Good and bad days, and sometimes one morphs into the other with just one email! Occasionally this avalanche of news is just too overwhelming, but luckily we can find refuge in books.
Oh, and the sun has come out, so things are indeed looking up!
Hurrah!! For both the sun and of course, for the joys (and escapism) of reading.
Sorry to read that you’re having a horrible week, I hope you can escape into your books this week although I know that’s hard to do when life keeps throwing stuff at you. I have most of the books in your post on my TBR so I’ll be looking out to see what you thought of them. I hope you enjoy them all.
Here’s my www post:
https://rathertoofondofbooks.com/2017/02/01/www-wednesday-1-feb-what-are-you-reading/
Ah, mustn’t grumble, I’m sure it’s been a far worse week for many other people! But it does have an impact even on your reading, as you start to find it hard to concentrate, right?
These books are all new to me, but I’m especially intrigued by The Doll Funeral and The Last Summer. Enjoy! Thanks for visiting my blog.
You know, when events are a downer, I try to read something funny.

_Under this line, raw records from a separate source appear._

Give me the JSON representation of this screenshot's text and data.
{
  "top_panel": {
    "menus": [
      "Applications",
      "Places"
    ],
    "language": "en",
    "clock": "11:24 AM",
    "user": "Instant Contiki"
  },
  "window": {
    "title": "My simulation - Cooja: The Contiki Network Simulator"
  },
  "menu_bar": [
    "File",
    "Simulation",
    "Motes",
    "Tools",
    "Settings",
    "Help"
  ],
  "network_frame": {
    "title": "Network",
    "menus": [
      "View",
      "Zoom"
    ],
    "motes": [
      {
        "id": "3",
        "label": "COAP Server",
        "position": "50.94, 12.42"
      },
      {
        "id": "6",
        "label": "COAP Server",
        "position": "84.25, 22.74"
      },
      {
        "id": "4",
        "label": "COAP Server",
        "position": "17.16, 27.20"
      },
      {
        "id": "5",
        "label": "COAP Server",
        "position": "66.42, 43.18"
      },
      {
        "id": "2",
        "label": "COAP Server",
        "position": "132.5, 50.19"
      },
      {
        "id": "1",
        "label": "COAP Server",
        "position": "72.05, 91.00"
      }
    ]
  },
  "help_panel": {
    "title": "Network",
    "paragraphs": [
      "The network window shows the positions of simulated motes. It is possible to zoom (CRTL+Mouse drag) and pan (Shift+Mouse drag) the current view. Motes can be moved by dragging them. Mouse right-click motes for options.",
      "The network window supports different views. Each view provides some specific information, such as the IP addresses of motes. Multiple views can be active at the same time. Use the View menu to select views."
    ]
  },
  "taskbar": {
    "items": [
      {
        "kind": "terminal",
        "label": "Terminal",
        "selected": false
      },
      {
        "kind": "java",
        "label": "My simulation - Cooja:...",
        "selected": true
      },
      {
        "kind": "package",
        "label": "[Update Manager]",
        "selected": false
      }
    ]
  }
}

I recommend APATHY by Paul Neilan
Enjoy Jackson I read both Hill House and Castle, enjoying both. Happy reading and thanks for participating in WWW Wednesday!
The Glorious Heresies keeps being bumped on my TBR pile yet everyone who reads it rates it highly. Must make more effort 🙂
Outline is on my TBR after reading Melissa beck’s review. I am glad you enjoyed Glorious Herseies. I did too. 🙂
I do like it when other bloggers come up with intriguing titles, which you do regularly Marina – To Clear The Air takes my fancy this week although I’m hoping to read The Doll Funeral next too.